Gas dynamics simulations which involve continuum-to-rarefied-to-ballistic flow transitions require physical models and numerical schemes of varying complexity depending on the local flow regime. In particular, accurate treatment of transitional and rarefied flows necessitates higher-fidelity kinetic solvers, while continuum regimes can be efficiently handled using lower-order continuum models. To span this spectrum, we use Gas-Kinetic Scheme (GKS) and Unified Gas-Kinetic Scheme (UGKS) as proxies for continuum and kinetic solvers, respectively. Hybrid frameworks that bridge these regimes typically employ switching parameters—such as Bird’s parameter (P), the local Knudsen number (Kn_GLL), or deviations from a local Maxwellian distribution—to detect non-equilibrium regions.
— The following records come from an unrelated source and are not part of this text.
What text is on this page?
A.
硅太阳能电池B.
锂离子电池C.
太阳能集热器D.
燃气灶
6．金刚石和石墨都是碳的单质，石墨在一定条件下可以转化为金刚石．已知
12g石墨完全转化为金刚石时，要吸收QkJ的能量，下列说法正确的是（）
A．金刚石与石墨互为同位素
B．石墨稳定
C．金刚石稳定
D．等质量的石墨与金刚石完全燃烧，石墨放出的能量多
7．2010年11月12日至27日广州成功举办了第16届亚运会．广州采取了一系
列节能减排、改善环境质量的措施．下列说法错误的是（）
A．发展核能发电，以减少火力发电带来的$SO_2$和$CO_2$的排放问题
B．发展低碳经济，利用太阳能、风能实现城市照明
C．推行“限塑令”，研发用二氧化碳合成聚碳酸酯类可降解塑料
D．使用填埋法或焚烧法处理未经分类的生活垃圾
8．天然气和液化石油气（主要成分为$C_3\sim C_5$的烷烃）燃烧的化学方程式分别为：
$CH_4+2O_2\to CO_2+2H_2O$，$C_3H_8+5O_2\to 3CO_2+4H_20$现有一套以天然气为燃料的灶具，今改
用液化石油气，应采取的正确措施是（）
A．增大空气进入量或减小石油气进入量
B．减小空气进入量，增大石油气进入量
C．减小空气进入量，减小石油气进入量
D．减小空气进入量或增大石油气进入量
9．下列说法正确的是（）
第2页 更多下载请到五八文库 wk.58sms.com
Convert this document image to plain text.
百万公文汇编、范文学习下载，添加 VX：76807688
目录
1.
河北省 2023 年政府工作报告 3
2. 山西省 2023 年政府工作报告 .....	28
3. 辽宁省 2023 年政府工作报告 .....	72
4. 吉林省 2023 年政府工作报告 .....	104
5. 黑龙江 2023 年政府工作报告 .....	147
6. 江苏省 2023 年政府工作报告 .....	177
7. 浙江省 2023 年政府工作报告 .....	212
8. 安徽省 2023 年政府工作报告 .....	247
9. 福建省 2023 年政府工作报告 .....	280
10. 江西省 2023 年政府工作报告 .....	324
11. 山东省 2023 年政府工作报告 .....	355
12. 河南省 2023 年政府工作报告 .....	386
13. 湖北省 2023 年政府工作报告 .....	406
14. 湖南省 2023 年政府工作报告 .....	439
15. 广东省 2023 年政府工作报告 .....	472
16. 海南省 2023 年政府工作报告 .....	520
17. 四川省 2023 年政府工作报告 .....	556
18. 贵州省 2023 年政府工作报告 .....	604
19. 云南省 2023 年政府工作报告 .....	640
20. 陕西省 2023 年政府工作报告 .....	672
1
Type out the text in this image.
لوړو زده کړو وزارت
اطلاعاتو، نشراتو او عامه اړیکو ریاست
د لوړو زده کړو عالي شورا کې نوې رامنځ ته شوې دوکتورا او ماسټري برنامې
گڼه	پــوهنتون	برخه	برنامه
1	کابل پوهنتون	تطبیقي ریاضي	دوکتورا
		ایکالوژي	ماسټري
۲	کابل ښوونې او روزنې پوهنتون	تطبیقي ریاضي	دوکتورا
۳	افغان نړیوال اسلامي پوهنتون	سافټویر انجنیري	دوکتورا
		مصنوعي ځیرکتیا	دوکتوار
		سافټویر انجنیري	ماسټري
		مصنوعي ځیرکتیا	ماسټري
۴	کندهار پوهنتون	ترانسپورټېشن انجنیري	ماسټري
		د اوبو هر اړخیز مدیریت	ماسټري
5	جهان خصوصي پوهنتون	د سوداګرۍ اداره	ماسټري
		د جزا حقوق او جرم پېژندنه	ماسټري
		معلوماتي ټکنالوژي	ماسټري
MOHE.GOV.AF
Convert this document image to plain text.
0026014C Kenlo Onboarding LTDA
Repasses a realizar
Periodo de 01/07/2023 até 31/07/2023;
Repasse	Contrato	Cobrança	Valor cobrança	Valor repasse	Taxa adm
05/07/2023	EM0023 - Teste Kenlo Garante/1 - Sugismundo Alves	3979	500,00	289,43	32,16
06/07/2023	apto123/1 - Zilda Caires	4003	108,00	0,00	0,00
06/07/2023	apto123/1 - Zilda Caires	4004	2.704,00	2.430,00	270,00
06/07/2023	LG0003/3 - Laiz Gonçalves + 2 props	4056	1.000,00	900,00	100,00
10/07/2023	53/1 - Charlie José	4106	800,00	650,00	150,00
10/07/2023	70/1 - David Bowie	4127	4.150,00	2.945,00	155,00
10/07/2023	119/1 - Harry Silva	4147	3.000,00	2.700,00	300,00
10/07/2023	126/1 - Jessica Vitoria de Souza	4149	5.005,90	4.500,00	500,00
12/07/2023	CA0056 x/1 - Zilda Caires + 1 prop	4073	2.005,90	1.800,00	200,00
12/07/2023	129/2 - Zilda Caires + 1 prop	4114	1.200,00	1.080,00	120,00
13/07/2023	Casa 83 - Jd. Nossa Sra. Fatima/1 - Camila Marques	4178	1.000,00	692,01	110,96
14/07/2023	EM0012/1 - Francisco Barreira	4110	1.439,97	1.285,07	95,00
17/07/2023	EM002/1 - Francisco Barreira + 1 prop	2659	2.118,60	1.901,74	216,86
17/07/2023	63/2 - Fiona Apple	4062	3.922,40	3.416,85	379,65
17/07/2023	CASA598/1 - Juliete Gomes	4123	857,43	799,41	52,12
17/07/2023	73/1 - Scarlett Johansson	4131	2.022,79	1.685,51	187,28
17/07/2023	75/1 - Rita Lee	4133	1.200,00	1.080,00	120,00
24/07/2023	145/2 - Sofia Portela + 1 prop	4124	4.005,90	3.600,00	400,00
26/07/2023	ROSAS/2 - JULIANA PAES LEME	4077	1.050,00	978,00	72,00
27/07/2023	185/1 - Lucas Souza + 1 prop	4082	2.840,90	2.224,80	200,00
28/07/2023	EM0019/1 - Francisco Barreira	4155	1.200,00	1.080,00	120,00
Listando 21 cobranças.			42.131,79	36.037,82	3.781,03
These indicators are generally applied with fixed threshold criteria, each based on an implicit, fixed level of acceptable error. However, these static thresholds can lead to either significant flux errors or excessive, unnecessary use of high-fidelity solvers. This study proposes a user-driven, flow-aware switching framework in which the criterion parameter and the acceptable error tolerance (𝜀) are explicitly specified by the user, rather than fixed a priori. For each switching parameter, we calibrate the critical values as functions of the global Mach number (Ma_∞), Knudsen number (Kn_∞), and the user-defined 𝜀. This approach provides a generalizable and situation-aware switching mechanism, allowing different indicators to be used interchangeably and tuned to the desired accuracy. Importantly, the optimal switching criterion can be flow-dependent, reflecting the specific physical characteristics of the flow under study. We develop and demonstrate this robust framework in the context of shock flows, showing that it enables autonomous, accurate transitions between continuum and kinetic solvers without requiring real-time, in-situ comparisons.